Perhaps one of the concerns about the piece being scholarly is how you've framed it in terms of memoir—a genre that is seen as more creative than scholarly—and then as a history—but history in a way that seems self-deprecating and as a result tends to diminish its potential impact. The whole first paragraph of the narrative is a hedging of bets, of options, of impact. Words and phrases such as “like any history, it will be partial” and “it's really just my perspective” and “start just doodling here” and “I hope the focus doesn't” suggest a great deal of hesitation at the beginning—a hesitation that is not found in the language used toward the end of the piece. There it is much more confident. Going back to framing, I might see what it is like to start not with the idea of memoir, but with remix. An idea for a rewrite:
“So this is my remix. A history of computers and writing. I'm doodling here. And I think I'll also grab some sound. I want to play some music. Like any history, it will be performed. Let me adjust this a little bit. So I'll look backwards, the focus pixelating and emerging. I'm playing with this image right here, messing with what I want to say with these flows of material. Shapes. Layers. Words that launch me into memory.”
Like most remixes, yours works best when more than one text is at work in ways that are not necessarily complementary. For example, at 3:17 you launch a text-card-thing that you've used earlier in the video. Here, however, the words as written on the text are not the same as the words you are speaking. Earlier the words on the cards were the same and the impact is much less effective. Remix, I think, wants disjunction. The beauty of the final part of your movie where there are comments being typed into the comments field is that the words in the field are so drastically different than the words being spoken that the reader is forced to try to make connections between the two. I also like how the highlight feature you use anticipates the word appearing within it, such as when the last “drum” is typed.
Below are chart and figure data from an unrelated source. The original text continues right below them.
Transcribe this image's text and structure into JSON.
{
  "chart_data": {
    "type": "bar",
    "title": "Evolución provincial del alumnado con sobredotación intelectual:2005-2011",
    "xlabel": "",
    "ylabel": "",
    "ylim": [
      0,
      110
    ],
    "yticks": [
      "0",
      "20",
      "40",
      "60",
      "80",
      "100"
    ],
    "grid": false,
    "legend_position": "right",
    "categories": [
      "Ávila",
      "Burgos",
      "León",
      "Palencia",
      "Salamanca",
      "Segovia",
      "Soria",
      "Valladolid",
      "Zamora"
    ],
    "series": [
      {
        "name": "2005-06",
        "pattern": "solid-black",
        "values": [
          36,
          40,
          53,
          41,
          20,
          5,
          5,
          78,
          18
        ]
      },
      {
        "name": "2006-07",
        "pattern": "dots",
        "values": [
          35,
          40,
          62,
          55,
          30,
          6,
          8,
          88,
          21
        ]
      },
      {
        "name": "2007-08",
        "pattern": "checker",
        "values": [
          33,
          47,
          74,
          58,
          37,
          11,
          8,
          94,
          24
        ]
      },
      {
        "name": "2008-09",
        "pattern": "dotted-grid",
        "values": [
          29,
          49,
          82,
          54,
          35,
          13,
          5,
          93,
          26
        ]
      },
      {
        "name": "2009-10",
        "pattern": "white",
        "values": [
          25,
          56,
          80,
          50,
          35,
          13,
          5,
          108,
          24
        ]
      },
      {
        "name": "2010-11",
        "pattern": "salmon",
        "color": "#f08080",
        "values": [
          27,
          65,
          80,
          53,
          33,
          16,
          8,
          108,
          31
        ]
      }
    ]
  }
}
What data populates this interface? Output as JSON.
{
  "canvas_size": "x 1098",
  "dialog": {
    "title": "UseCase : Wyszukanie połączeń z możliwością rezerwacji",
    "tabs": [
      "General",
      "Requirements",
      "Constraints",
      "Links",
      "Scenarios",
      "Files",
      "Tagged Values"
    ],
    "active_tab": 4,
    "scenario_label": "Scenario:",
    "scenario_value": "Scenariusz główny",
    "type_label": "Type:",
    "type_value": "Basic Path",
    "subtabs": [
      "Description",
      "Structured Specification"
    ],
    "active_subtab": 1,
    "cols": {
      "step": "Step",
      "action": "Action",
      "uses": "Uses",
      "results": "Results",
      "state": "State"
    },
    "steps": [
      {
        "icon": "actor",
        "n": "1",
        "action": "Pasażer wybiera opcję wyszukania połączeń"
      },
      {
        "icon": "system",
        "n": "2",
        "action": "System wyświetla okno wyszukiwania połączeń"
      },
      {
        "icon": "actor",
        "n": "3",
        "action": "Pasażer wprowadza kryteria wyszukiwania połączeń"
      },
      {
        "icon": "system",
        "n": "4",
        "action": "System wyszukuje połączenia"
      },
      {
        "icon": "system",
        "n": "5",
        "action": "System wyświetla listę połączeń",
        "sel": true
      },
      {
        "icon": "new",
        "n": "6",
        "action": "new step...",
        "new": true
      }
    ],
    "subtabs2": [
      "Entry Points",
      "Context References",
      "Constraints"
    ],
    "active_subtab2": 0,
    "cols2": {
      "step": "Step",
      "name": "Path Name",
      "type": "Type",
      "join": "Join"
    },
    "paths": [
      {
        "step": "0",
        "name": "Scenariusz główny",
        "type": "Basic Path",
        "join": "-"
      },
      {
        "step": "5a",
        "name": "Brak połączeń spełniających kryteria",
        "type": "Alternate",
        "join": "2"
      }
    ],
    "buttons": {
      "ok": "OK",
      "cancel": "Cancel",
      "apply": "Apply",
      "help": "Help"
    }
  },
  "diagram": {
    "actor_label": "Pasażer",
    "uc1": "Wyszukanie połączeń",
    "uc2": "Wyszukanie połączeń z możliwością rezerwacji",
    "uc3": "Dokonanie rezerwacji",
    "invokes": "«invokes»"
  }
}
So, I wouldn't do much to the end because I think it is quite effective. I also think the fact that you touch on various subjects might be a question of the medium: Can we go as in depth with video as we do with alphabetic text? Remix video, I think, invites new topics to emerge readily in ways that don't happen in alphabetic texts. Video is alinear. It actively fights against it. And I'm not sure we should be looking for linear modes of scholarship when composing in video.